3 febbraio 1963, con la legge Gonella -L.69/63- nasceva l’ordine dei giornalisti. Oggi, sessant’anni dopo siamo ancora qui. Ma cosa è cambiato nel mondo? E cosa è cambiato nell’ordine?
È cambiata l’Italia, è cambiata l’Europa ed è cambiato il mondo stesso. Sono cambiati i giornali, sono cambiati i lettori, sono cambiate le redazioni, gli editori, i redattori e persino il modo di scrivere. Sono cambiate le necessità, la velocità ed i modi. Tutto viaggia a velocità supersonica, non si attende il giorno dopo per leggere le notizie del giorno antecedente. Queste possono essere lette a Wellington, ad Honolulu e ad Hong-Kong. Tutto in tempo reale. Ci sono i podcast, storie e reportage da ascoltare, ci sono i video su YouTube, il mobile journalism e il citizen journalism. Sono cambiate le paghe, i contratti e la previdenza. L’inpgi 1 è collassato, assorbito dall’Inps. Una volta con un giornale ti regalavano un aereo, ora sull’aereo ti regalano un giornale. Giornali storici sono scomparsi, altri sono nati, sia cartacei che online.

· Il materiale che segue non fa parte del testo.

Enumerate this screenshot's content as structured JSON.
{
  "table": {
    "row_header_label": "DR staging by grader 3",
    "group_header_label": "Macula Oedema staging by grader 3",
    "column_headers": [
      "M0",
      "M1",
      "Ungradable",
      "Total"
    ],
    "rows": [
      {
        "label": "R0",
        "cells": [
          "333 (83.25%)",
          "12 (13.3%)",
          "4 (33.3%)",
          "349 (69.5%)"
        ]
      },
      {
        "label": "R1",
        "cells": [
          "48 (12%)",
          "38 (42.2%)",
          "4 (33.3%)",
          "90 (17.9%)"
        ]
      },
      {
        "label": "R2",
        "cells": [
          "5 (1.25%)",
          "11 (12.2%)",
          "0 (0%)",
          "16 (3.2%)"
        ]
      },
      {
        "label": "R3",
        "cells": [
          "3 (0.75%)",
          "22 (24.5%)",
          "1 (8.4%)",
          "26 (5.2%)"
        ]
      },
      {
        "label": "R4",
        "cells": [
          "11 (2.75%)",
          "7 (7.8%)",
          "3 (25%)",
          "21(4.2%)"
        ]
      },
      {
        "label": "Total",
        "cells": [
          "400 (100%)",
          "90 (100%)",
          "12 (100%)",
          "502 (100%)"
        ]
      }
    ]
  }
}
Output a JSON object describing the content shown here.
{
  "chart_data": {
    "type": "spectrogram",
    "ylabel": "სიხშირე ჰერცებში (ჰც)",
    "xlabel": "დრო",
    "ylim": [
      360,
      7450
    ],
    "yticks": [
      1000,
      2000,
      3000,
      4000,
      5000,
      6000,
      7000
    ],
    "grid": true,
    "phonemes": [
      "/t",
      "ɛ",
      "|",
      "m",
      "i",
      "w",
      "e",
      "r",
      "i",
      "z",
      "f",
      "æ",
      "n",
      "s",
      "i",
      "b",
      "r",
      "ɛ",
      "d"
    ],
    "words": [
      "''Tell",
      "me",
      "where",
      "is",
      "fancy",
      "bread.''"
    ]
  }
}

L’ordine è cambiato? No. Siamo rimasti a sessant’anni fa, con i metodi di accesso al professionismo ancorati ad una realtà completamente diversa. C’è bisogno di una riforma, che l’ordine stava tentando di fare per ampliare gli orizzonti, a novembre. I giovani aspettano questo, i colleghi aspettano questo. In sessant’anni è cambiato tutto e anche l’ordine ed i requisiti di accesso devono cambiare e tenere conto di questi cambiamenti.
Si deve guardare al futuro della professione, ai giovani e al nuovo modo di fare giornalismo che comporta impegni e necessità diverse. Ci deve essere la volontà di cambiare, non per chi è a metà o a fine carriera, o addirittura in pensione, ma per i giovani colleghi.